Тропинка очень узкая, идти по ней было неудобно. Васятка крепко держался за руку отца, стараясь не отставать, и все смотрел на него снизу: на скрипучие ремни и на петлицы, а лица не видел — оно расплывалось в тумане.
— Пап, а ты больше не будешь пропадать без вести? — спрашивал Васятка. Отец не отвечал и все убыстрял шаги.
Васятка споткнулся и выпустил его руку, а отец не заметил этого и уходил все дальше. Васятка хотел крикнуть, но у него пропал голос. С замиранием сердца он смотрел, как удаляется отец. Вот он поднимается все выше и выше, легко перешагивая через большие камни, и вдруг пропадает совсем.
На том месте, где только что был отец, заклубились облака, потом оказалось, что это не облака, а чайки. Они летали у Васятки над головой, обдавая его ветром. Ему стало холодно, он никак не мог застегнуть свою курточку, ту самую, что подарила ему мама к Первому мая. Она опять была новой, только пуговицы никак не хотели застегиваться, и чайки мешали своими крыльями…
Васятка открыл глаза и увидел склонившуюся над ним бабку Мавру.
— Вставай, родимый, пора, — говорила она, осторожно стягивая с него одеяло. — Машина — не лошадь, ждать не будет.
А в нем еще жила весна, и закопченные стены деревенского дома едва проступали сквозь сверкающее сияние моря.
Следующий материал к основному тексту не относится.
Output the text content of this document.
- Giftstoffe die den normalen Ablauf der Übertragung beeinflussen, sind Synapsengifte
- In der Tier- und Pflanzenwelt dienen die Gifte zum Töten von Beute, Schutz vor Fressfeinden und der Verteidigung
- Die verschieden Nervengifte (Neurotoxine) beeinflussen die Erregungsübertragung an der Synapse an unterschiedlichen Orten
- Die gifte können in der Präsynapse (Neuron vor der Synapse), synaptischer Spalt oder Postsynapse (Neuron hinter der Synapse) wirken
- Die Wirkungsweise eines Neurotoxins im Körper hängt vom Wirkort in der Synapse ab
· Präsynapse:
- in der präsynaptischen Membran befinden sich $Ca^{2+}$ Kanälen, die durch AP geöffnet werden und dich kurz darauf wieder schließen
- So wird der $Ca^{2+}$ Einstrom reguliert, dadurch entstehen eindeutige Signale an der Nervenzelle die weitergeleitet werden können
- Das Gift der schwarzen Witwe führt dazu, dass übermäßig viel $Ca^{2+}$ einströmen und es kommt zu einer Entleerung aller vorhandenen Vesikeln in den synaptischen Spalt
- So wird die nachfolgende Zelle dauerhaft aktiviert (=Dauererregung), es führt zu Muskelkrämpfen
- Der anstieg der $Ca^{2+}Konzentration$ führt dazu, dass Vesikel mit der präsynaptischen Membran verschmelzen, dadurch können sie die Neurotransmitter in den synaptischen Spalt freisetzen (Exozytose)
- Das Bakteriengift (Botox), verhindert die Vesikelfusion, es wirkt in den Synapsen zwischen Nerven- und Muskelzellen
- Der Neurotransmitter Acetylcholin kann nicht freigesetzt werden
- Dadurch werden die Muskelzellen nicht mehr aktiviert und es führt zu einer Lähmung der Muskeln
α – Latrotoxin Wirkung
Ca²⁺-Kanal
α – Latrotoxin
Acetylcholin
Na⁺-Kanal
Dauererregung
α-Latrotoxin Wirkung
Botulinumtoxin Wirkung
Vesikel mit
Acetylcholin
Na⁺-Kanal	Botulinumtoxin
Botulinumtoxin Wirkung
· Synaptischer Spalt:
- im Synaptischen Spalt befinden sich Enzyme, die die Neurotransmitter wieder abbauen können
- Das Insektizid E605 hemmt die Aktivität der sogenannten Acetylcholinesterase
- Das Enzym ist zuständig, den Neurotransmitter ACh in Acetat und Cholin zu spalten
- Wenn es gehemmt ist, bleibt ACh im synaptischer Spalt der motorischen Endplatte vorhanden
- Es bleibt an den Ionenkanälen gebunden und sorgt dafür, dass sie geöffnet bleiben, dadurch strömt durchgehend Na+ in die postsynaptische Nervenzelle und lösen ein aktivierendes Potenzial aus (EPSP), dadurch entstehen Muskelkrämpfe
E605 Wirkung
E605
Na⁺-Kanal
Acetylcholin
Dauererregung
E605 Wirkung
— А где чайки? — спросил он, протирая глаза.
— Христос с тобой. Иль привиделось что? Помяни бога да лезь на печку. Там оденешься.
Васятка прошлепал по ледяному полу и полез на печку. За ночь в избе выстыло, в окно дуло, и лампа без стекла то и дело мигала. Печка была чуть теплая. Васятка сунул ноги под мешок с овсом и стал греться.
Внизу за ситцевой занавеской похрапывал дед. По воскресеньям он не работал и вставал только к чаю. Рядом с топчаном, на котором он спал, валялись не убранные с вечера обрезки кожи и полоски толстого солдатского сукна. Васятке очень хотелось досмотреть сон, глаза закрывались сами собой, а голова так и клонилась книзу.
— Опять уснул? — Тонкий пронзительный голос бабки заставил его встрепенуться. Бабка складывала в мешок теплые ботинки, считая вслух:
— Пара, две, три…
Потом она уходила кормить кур, а Васятка стоял у двери, завязанный поверх шапки дедовым башлыком, и ждал. Ему было душно и все еще хотелось спать.